Действительно, так может показаться, особенно при сравнении с Венгерской осенью 1956 года. Говоря языком той эпохи, чехословацкая контрреволюция была подавлена оперативно, всего-навсего за один день и без больших потерь. Инициатору операции — Советскому Союзу — удалось также свести к минимуму распространение «нездоровых» взглядов в соседних государствах и тем самым зарубить на корню «моральное разложение лагеря мира».
В российском обществе до сих пор нет единства по отношению к Пражской весне. Оно скорее склоняется к версии советской пропаганды, чем к объективной оценке тогдашней ситуации. По данным опроса, проведенного «Левада-Центром» в феврале 2008 года, лишь 28 % респондентов имели тогда представление об августовских событиях. При этом треть опрашиваемых знала о них из сообщений советских СМИ. Пражской весне тогда сочувствовали 7 % респондентов, 25 % сообщили, что поддерживали политику советского руководства.
Даже непосредственные участники интервенции неоднозначно оценивают известные им не понаслышке события. Йозеф Коуделка — выдающийся чешский фотограф, автор всемирно известных снимков августовского вторжения, рассказывает, как некий ветеран в разговоре с ним утверждал, что они приехали в Прагу защищать социализм от сексуальной революции. Автору этих строк бывший военный, служивший в десантных войсках, с недоумением жаловался, что во время проведения операции чехи плевались в солдат, хотя, по его словам, русские пришли их защитить.

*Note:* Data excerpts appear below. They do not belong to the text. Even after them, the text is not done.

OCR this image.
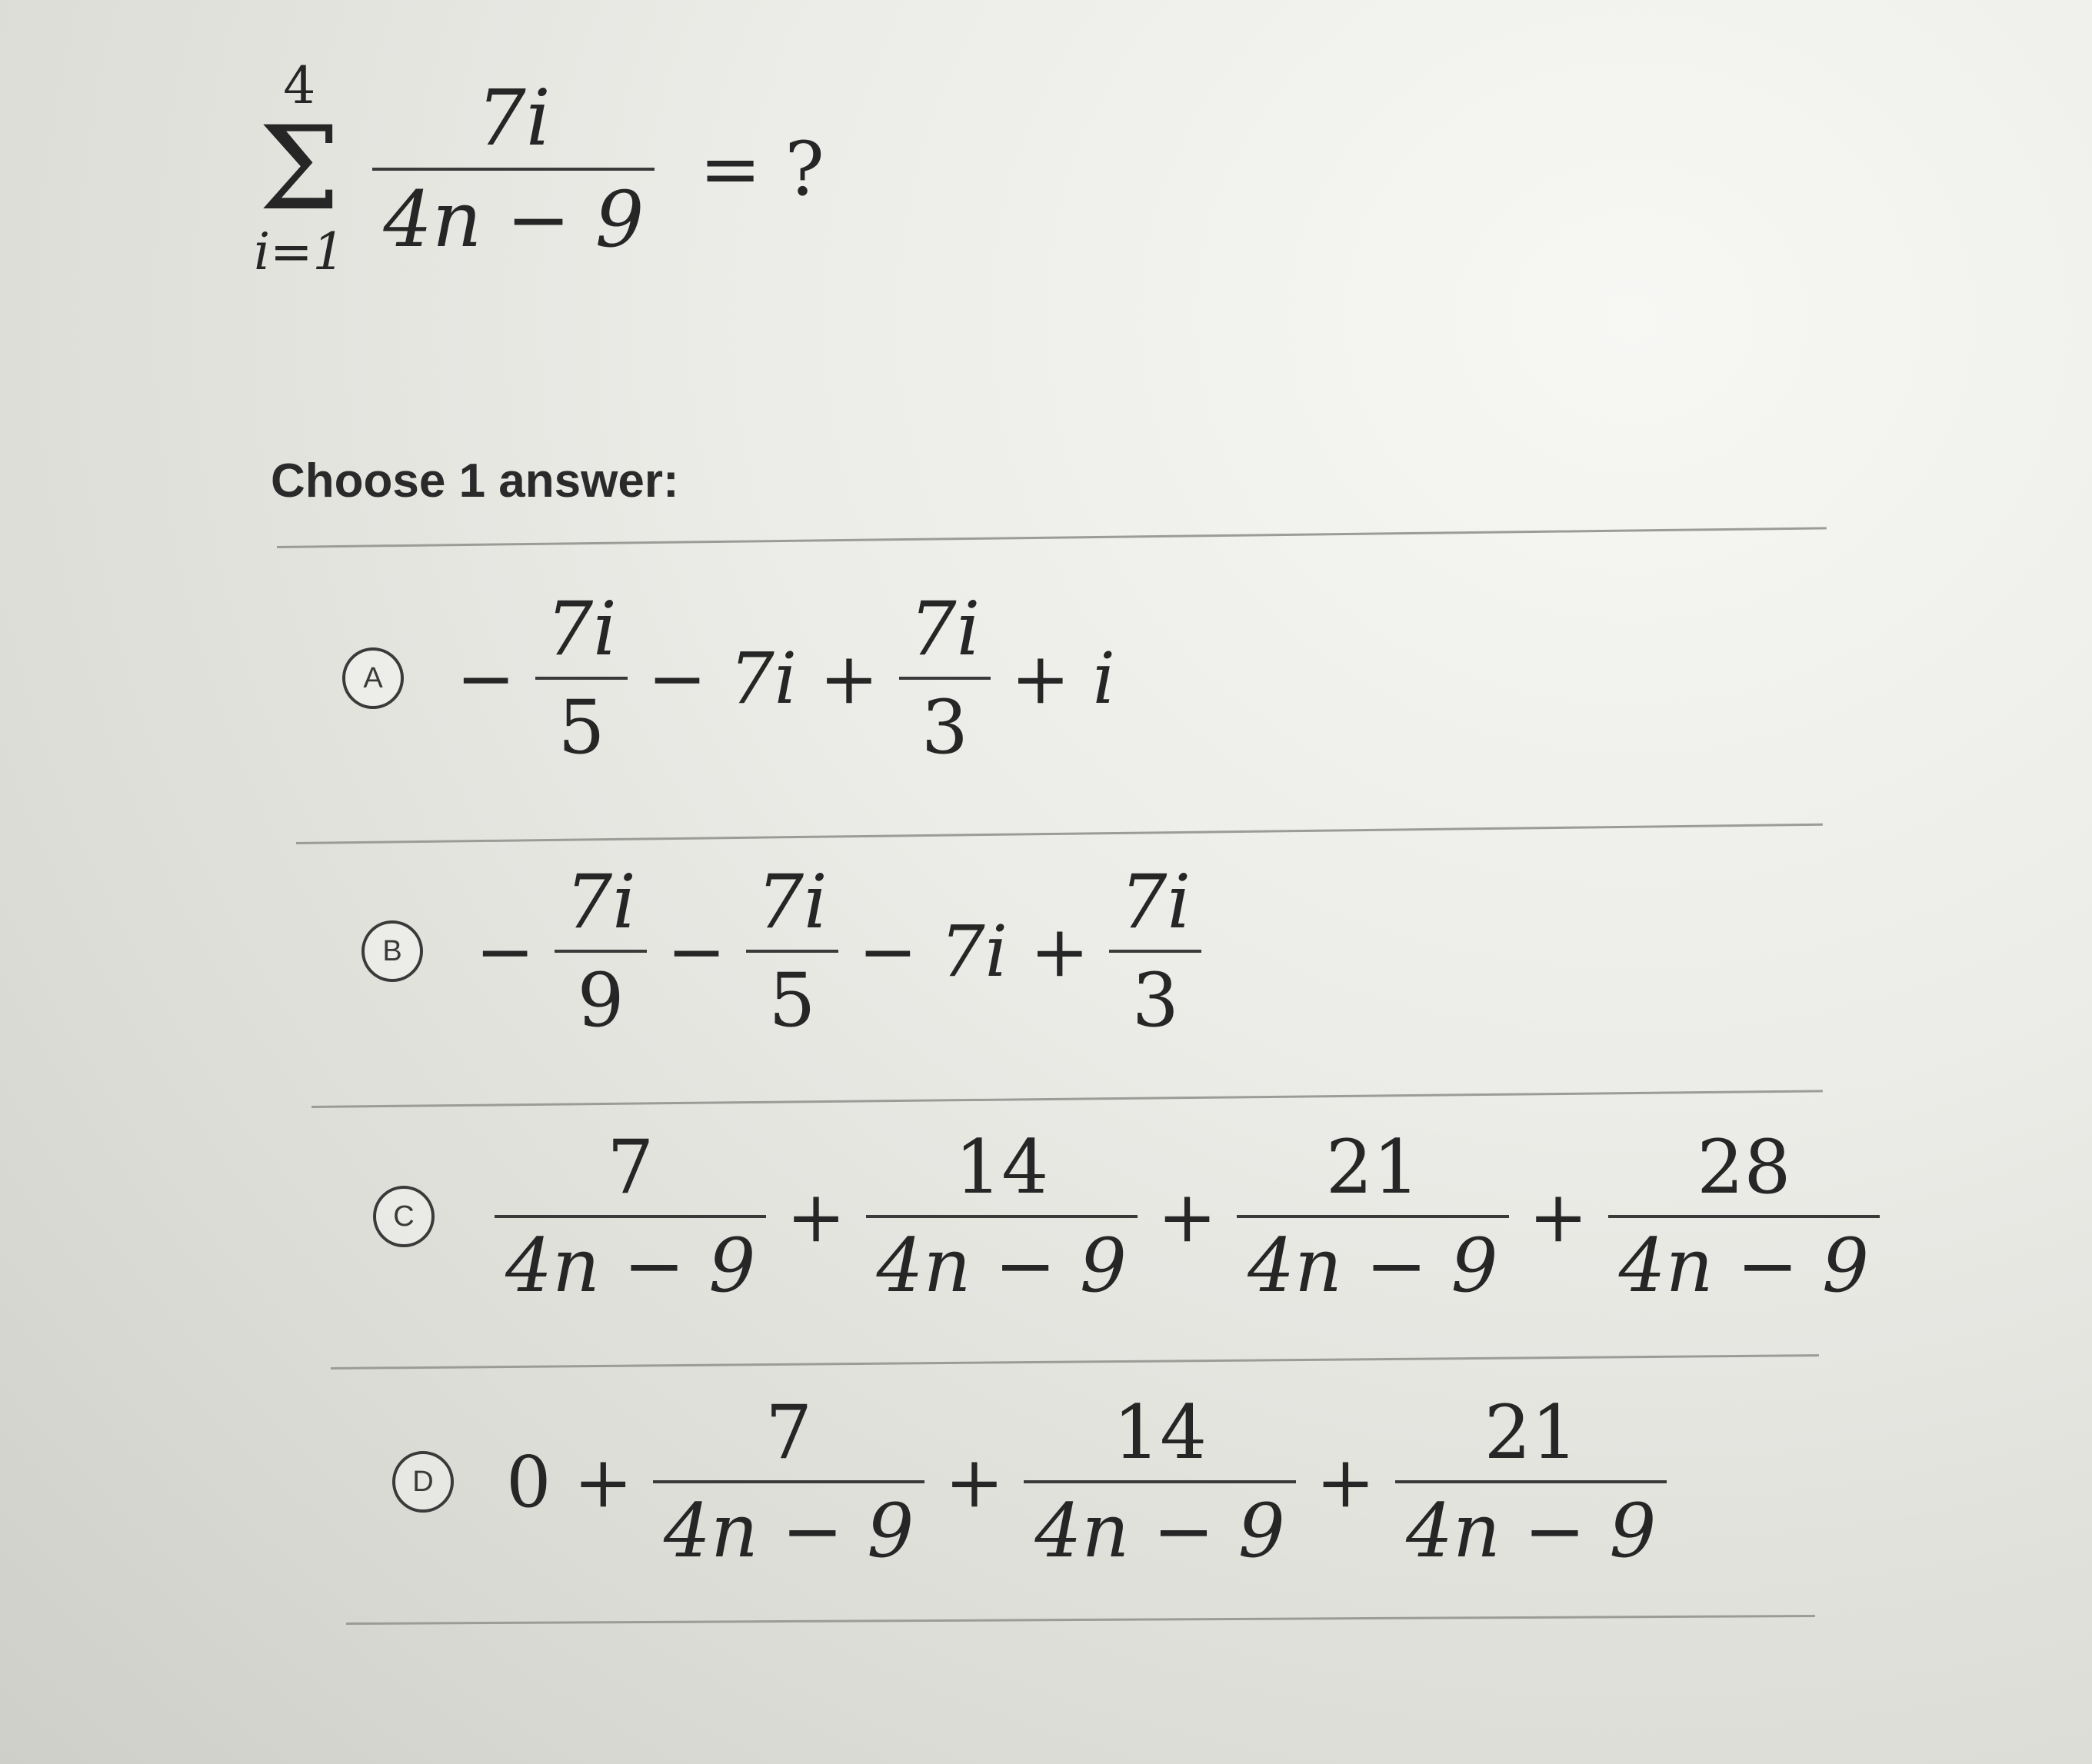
4
Σ
$i=1 \frac{7i}{4n - 9}$ = ?
Choose 1 answer:
$A - \frac{7i}{5} - 7i + \frac{7i}{3} + i$
$B - \frac{7i}{9} - \frac{7i}{5} - 7i + \frac{7i}{3}$
C $\frac{7}{4n - 9} + \frac{14}{4n - 9} + \frac{21}{4n - 9} + \frac{28}{4n - 9}$
D $0 + \frac{7}{4n - 9} + \frac{14}{4n - 9} + \frac{21}{4n - 9}$
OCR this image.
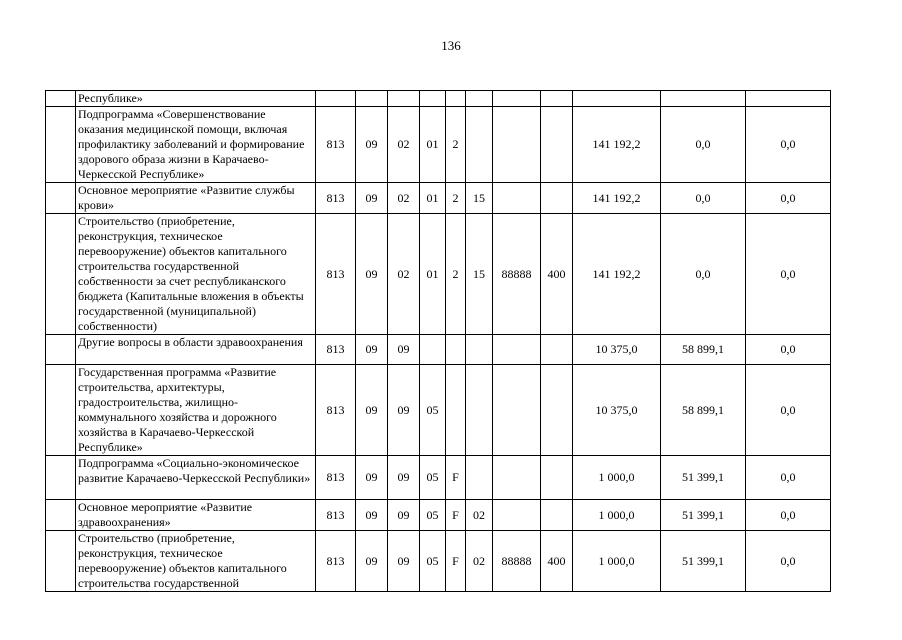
136
	Республике»											
	Подпрограмма «Совершенствование оказания медицинской помощи, включая профилактику заболеваний и формирование здорового образа жизни в Карачаево-Черкесской Республике»	813	09	02	01	2				141 192,2	0,0	0,0
	Основное мероприятие «Развитие службы крови»	813	09	02	01	2	15			141 192,2	0,0	0,0
	Строительство (приобретение, реконструкция, техническое перевооружение) объектов капитального строительства государственной собственности за счет республиканского бюджета (Капитальные вложения в объекты государственной (муниципальной) собственности)	813	09	02	01	2	15	88888	400	141 192,2	0,0	0,0
	Другие вопросы в области здравоохранения	813	09	09						10 375,0	58 899,1	0,0
	Государственная программа «Развитие строительства, архитектуры, градостроительства, жилищно-коммунального хозяйства и дорожного хозяйства в Карачаево-Черкесской Республике»	813	09	09	05					10 375,0	58 899,1	0,0
	Подпрограмма «Социально-экономическое развитие Карачаево-Черкесской Республики»	813	09	09	05	F				1 000,0	51 399,1	0,0
	Основное мероприятие «Развитие здравоохранения»	813	09	09	05	F	02			1 000,0	51 399,1	0,0
	Строительство (приобретение, реконструкция, техническое перевооружение) объектов капитального строительства государственной	813	09	09	05	F	02	88888	400	1 000,0	51 399,1	0,0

Отработанный механизм советской пропаганды набирал обороты. На бесконечных собраниях политруки на разные лады повторяли одно и то же: «обострение международной ситуации», «враги социализма», «контрреволюционеры», «агенты мирового империализма» и т. п. Подобные лозунги ложились на благодатную почву массового неведения среди солдат, готовящихся пересечь государственную границу. Для большинства из них знания о Чехословакии ограничивались отрывочными сведениями из школьной программы или сообщений советских СМИ. До сих пор лейтмотив воспоминаний участников той военной операции: «Мы не рассуждали, мы пришли выполнить приказ». Или: «Мы шли в неизвестность». Степень непонимания происходящего дошла до того, что кое-кто всерьез полагал, будто находится в Германии!